K-Ming: That's such a great question! I didn't know what exactly I was doing or trying to do in Bestiary, and only later did I discover the terms fabulism and mythorealism. I recently read an essay by Yan Lianke that describes mythorealism as "surpassing reality," and that's something that resonates very strongly with me. I'm deeply interested in exaggeration and maximalism in language and imagery, specifically how it can allow us surpass what we believe is possible. I'm also interested in contrasts, and how the extremes of magical vs. mundane, disgust vs. desire, repulsion vs. attraction, and the sacred vs. the profane can be seen as entwined rather than oppositional. I think queer literature taught me that these boundaries are porous, that shame and desire can be one and the same, and that all of these "opposites" are actually inextricable. What I love about myth and fable is that they're often both crass and beautiful or divine, and I love the idea that we can move fluidly and combine the two in our language.

And thank you for citing that line from Bestiary! It's one of the moments in the book where the characters really came alive for me. This observation on the character's mother acted as a kind of meta commentary on the nature of the book itself, and how the idea of truth is continually subverted and reinvented throughout the narrative.

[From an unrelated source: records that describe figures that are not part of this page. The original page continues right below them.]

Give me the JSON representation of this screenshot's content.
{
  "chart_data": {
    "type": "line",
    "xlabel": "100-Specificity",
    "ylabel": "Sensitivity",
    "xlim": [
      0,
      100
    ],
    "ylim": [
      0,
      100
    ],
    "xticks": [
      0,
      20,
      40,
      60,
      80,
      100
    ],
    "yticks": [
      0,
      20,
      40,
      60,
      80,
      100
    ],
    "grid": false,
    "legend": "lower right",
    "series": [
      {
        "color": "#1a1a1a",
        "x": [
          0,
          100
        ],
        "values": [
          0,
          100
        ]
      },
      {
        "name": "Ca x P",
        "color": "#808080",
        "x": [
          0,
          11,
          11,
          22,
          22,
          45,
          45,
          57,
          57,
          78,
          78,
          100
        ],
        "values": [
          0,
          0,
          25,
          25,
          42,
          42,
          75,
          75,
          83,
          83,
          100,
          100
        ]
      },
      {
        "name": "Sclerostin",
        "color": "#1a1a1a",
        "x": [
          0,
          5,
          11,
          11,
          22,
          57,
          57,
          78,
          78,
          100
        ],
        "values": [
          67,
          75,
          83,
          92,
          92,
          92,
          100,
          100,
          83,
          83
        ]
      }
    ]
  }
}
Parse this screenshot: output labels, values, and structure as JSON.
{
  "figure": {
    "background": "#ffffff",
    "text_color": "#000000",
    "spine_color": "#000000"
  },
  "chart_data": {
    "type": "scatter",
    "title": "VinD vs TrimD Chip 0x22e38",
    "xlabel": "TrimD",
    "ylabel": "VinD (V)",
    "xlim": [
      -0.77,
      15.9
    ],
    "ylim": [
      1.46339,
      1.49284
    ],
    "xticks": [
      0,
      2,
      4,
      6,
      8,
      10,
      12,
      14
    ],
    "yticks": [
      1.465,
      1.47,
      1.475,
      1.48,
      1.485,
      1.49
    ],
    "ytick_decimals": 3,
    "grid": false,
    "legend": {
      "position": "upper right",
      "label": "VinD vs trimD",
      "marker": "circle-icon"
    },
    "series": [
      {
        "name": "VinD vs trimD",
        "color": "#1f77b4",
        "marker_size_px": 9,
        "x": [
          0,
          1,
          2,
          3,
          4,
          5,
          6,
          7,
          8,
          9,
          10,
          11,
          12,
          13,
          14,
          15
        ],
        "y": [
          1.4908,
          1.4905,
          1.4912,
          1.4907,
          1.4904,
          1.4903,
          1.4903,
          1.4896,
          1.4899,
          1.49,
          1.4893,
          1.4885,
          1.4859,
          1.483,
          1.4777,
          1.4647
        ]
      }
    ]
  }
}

We tend to think that magic is the opposite of reality, but the books and stories I love most are the ones that unravel the very concept of a singular or stable truth. I think that moment in the book is when the narrator embraces subjectivity and myth-making as a form of building oneself.

Justin: Who are your biggest influences (literary or otherwise)? How have they shaped you into the writer you’ve become?  

K-Ming: So many! Recently I've been most interested in reading fiction in translation, and some recent favorites that have lingered and influenced what I've been working on are books like The Hole by Hiroko Oyamada, Last Words from Montmartre by Qiu Miaojin, The skin is the elastic sheath that surrounds the entire body by Bjorn Rasmussen, and Sweet Days of Discipline by Fleur Jaeggy. These books have taught me so much about condensed forms and emotional intensity, as well as how language can be both abstract and embodied. I think I've always been afraid to be cerebral or philosophical in my writing, because I was afraid it would be too disorienting or not grounded enough for the reader. But these books reminded me that the space of imagination and thought is as powerful on the page as action or plot.

Bestiary by K-Ming Chang

K-Ming Chang is a Kundiman fellow, a Lambda Literary Award finalist, and a National Book Foundation 5 Under 35 honoree. She is the author of the New York Times Book Review Editors’ Choice novel BESTIARY (One World/Random House, 2020), which was longlisted for the Center for Fiction First Novel Prize and the PEN/Faulkner Award. In 2021, her chapbook BONE HOUSE was published by Bull City Press. Her short story collection, GODS OF WANT, is forthcoming from One World, as well as a novel titled ORGAN MEATS. She lives in California.